I recently created a 31-day Advent/Christmas devotional booklet for my church called “Glory to God in the Highest.” I will be posting a devotional from it each day between now and the end of the year. Enjoy!
Scripture: Matthew 2:11
In his book about the birth of Jesus, Joseph Ratzinger, the former Pope Benedict XVI, describes the theological meaning of the gifts that the magi give Jesus:
In the Church’s tradition—with certain variations—the three gifts have been thought to represent three aspects of the mystery of Christ: the gold points to Jesus’ kingship, the incense to his divine sonship, the myrrh to the mystery of his Passion.[1]
In other words, these gifts symbolize that Jesus is king, that Jesus is God, and that Jesus would die for our sins in order to reconcile us to God. But the myrrh also reminds us of Easter. Ratzinger continues:
The myrrh actually appears in Saint John’s Gospel after the death of Jesus: John tells us that Nicodemus had prepared myrrh, among other ointments, for the anointing of Jesus’ body (cf. Jn 19:39). Through the myrrh, then, the mystery of the Cross is once again associated with Jesus’ kingship and mysteriously proclaimed in the worship offered by the wise men. Anointing is an attempt to resist death, which only becomes definitive with decomposition. By the time the women came to the tomb to anoint the boy on Easter morning—a task that could not be carried out on the evening of the crucifixion because of the approaching feast-day—Jesus had already risen. He no longer needed myrrh as a protection against death, because God’s life itself had overcome death.[2]

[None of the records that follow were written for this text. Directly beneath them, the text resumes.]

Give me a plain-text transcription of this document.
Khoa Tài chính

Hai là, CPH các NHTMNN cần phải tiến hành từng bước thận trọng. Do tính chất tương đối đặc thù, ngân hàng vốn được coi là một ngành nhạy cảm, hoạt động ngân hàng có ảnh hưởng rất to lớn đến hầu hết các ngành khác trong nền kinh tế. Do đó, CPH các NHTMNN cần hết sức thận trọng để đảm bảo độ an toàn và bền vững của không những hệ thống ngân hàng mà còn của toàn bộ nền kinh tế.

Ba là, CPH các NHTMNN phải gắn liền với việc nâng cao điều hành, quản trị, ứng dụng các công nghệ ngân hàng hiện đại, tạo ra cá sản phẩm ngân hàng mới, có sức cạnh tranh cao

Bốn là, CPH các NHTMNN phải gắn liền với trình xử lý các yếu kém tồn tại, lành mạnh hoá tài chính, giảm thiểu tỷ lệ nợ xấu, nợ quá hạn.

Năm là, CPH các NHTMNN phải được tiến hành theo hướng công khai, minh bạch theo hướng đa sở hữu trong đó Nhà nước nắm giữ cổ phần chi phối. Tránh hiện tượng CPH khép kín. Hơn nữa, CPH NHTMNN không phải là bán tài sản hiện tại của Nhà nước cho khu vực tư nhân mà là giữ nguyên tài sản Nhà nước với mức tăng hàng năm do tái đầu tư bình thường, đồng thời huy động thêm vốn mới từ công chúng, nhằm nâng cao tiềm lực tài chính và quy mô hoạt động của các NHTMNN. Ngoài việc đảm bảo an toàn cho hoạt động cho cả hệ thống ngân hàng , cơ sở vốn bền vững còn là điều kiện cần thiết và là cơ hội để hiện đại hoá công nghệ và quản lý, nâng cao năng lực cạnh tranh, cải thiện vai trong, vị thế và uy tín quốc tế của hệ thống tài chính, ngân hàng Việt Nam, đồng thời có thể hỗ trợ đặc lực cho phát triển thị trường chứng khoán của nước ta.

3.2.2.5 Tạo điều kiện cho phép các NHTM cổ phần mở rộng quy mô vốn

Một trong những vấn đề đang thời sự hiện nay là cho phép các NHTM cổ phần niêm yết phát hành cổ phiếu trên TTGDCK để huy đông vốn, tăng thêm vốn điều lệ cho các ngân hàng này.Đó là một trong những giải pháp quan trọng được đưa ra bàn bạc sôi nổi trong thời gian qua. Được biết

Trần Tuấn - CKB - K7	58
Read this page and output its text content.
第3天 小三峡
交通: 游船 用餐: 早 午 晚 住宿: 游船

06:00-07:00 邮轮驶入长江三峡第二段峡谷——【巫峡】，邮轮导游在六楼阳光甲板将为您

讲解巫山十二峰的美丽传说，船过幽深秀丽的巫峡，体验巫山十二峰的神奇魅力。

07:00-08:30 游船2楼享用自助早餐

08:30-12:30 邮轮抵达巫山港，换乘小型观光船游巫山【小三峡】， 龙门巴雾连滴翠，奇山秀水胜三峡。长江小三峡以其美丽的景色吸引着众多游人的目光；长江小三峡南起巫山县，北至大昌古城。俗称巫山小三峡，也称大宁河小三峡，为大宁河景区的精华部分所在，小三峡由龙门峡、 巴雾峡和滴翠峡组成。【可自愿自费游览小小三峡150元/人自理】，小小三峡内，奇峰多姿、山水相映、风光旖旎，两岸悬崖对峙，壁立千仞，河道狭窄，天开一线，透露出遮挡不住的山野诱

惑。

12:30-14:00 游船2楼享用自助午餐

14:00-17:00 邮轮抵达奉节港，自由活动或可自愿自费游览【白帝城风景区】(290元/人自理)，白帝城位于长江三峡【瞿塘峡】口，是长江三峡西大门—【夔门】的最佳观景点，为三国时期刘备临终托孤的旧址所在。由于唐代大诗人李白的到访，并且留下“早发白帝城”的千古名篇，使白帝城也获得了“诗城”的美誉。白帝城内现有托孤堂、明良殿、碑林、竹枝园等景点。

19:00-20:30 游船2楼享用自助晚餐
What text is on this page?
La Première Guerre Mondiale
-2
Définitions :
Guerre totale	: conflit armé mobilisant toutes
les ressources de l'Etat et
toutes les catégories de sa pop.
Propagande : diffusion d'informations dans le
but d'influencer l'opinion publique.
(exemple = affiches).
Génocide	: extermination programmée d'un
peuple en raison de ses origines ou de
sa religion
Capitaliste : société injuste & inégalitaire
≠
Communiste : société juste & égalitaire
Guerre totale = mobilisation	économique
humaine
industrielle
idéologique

Reflect on each of the magi’s gifts. How do you show Jesus that he is king of your life? If Jesus is truly God, what does his life and death teach us about God and his love?
1. Joseph Ratzinger, aka Pope Benedict XVI, Jesus of Nazareth: The Infancy Narratives (New York: Image, 2012), 107.
2. Ibid.
Biblical imagery is often difficult for 21st Century man. We don’t want a King or a Lord to serve. We don’t see ourselves as “slaves” to sin, or “bondservants” to God. These human conditions were well understood in the first century, but have negative connotation for many today. I, for one, am more comfortable with being a “sheep” instead of a “goat”. In being a “worker in the vineyard”.